Created in partnership with the BRIT School’s Andrew Lloyd Webber Foundation Bridge Company, The Sandman is a brand new musical thriller written by Harry Blake and directed by Jennifer Fletcher, loosely based on the short story by E. T. A. Hoffmann. The company offers recent graduates the skills and experience to transition into the theatre industry, in works exploring issues at the centre of young people’s lives: sex, mental health, trauma and fierce fashion.
This show is about giving the performers the chance to shine, and shine they really did. Convincing, engaging and committed performances from them all. Yes it wasn’t flawless vocally, but entirely forgivable because every note was imbued with feeling. The ensemble showed that they truly could deliver something spectacular in their final, moving, close harmony number, The Lord is my Shepherd.

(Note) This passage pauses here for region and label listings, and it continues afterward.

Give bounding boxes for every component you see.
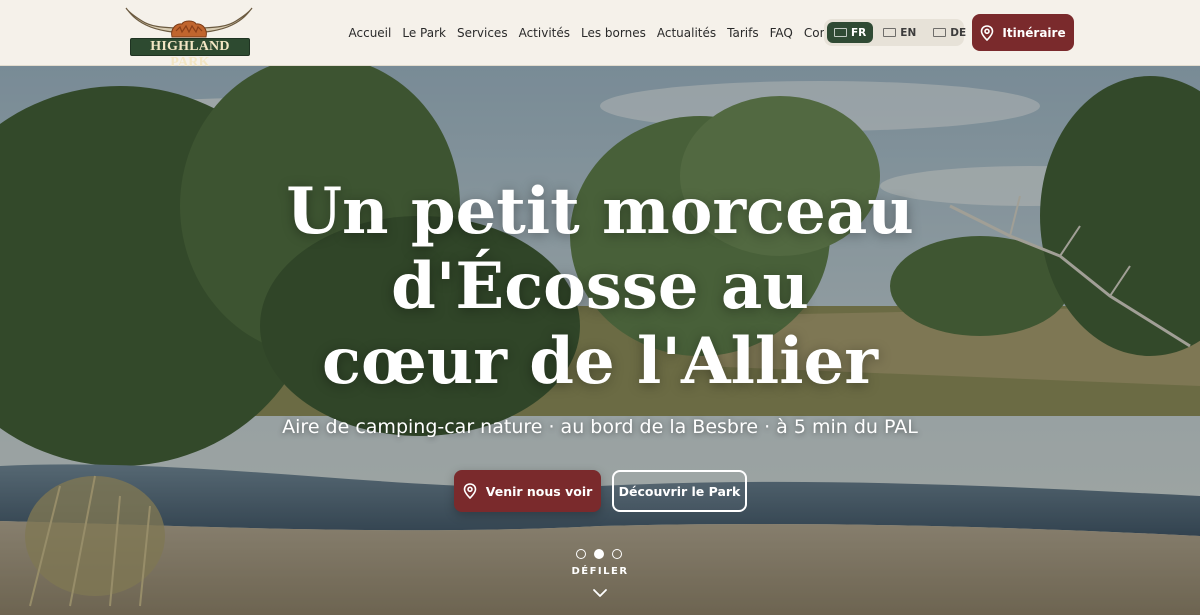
- nav-item-services[interactable]: Services: [451, 24, 513, 42]
- language-en-label: EN: [900, 26, 917, 39]
- slider-dot-1[interactable]: [576, 549, 586, 559]
- decouvrir-le-park-label: Découvrir le Park: [618, 483, 741, 499]
- logo-wordmark: HIGHLAND PARK: [130, 38, 250, 70]
- hero-title-line-1: Un petit morceau: [286, 174, 914, 249]
- language-fr-label: FR: [851, 26, 867, 39]
- chevron-down-icon[interactable]: [592, 587, 608, 599]
- scroll-label: DÉFILER: [571, 566, 629, 577]
- hero-title-line-3: cœur de l'Allier: [322, 324, 878, 399]
- venir-nous-voir-label: Venir nous voir: [485, 483, 593, 499]
- slider-dot-3[interactable]: [612, 549, 622, 559]
- itinerary-button[interactable]: Itinéraire: [972, 14, 1074, 51]
- nav-item-activites[interactable]: Activités: [513, 24, 575, 42]
- nav-item-tarifs[interactable]: Tarifs: [722, 24, 764, 42]
- hero-title: Un petit morceau d'Écosse au cœur de l'A…: [200, 174, 1000, 399]
- nav-item-faq[interactable]: FAQ: [764, 24, 798, 42]
- itinerary-button-label: Itinéraire: [1002, 25, 1066, 40]
- map-pin-icon: [981, 24, 994, 41]
- hero-subtitle: Aire de camping-car nature · au bord de …: [282, 416, 918, 438]
- language-switcher: FR EN DE: [824, 19, 966, 46]
- venir-nous-voir-button[interactable]: Venir nous voir: [454, 470, 601, 512]
- nav-item-le-park[interactable]: Le Park: [397, 24, 452, 42]
- slider-dot-2-active[interactable]: [594, 549, 604, 559]
- nav-item-accueil[interactable]: Accueil: [343, 24, 397, 42]
- language-en-button[interactable]: EN: [876, 22, 923, 43]
- slider-pagination: [576, 549, 624, 561]
- map-pin-icon: [463, 483, 477, 499]
- hero-title-line-2: d'Écosse au: [391, 249, 809, 324]
- language-fr-button[interactable]: FR: [827, 22, 874, 43]
- flag-de-icon: [933, 28, 947, 37]
- site-header: HIGHLAND PARK Accueil Le Park Services A…: [0, 0, 1200, 70]
- hero-section: Un petit morceau d'Écosse au cœur de l'A…: [0, 66, 1200, 615]
- decouvrir-le-park-button[interactable]: Découvrir le Park: [612, 470, 747, 512]
- language-de-label: DE: [950, 26, 967, 39]
- flag-fr-icon: [834, 28, 847, 37]
- flag-en-icon: [883, 28, 897, 37]
- nav-item-les-bornes[interactable]: Les bornes: [576, 24, 652, 42]
- main-navigation: Accueil Le Park Services Activités Les b…: [343, 24, 856, 42]
- highland-park-logo[interactable]: HIGHLAND PARK: [124, 7, 254, 70]
- language-de-button[interactable]: DE: [926, 22, 973, 43]
- nav-item-actualites[interactable]: Actualités: [651, 24, 721, 42]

This quality of production was heightened by the other talented creatives involved. Designer Naomi Kuyck-Cohen and Lighting Designer Ben Pickersgill have created an atmospheric, flexible and gorgeous minimal set, with see-through walls offering an astounding variety of scenes in what’s really a quite an awkward theatre space. The choreography (from Jennifer Fletcher) was highly effective and ultimately fearless given the size of the cast relative to the size of the stage.
Going to see this is more than just the chance to see some young superstars in the making. It’s a great show, with a powerful message and some gripping acting performances (and a tap dance).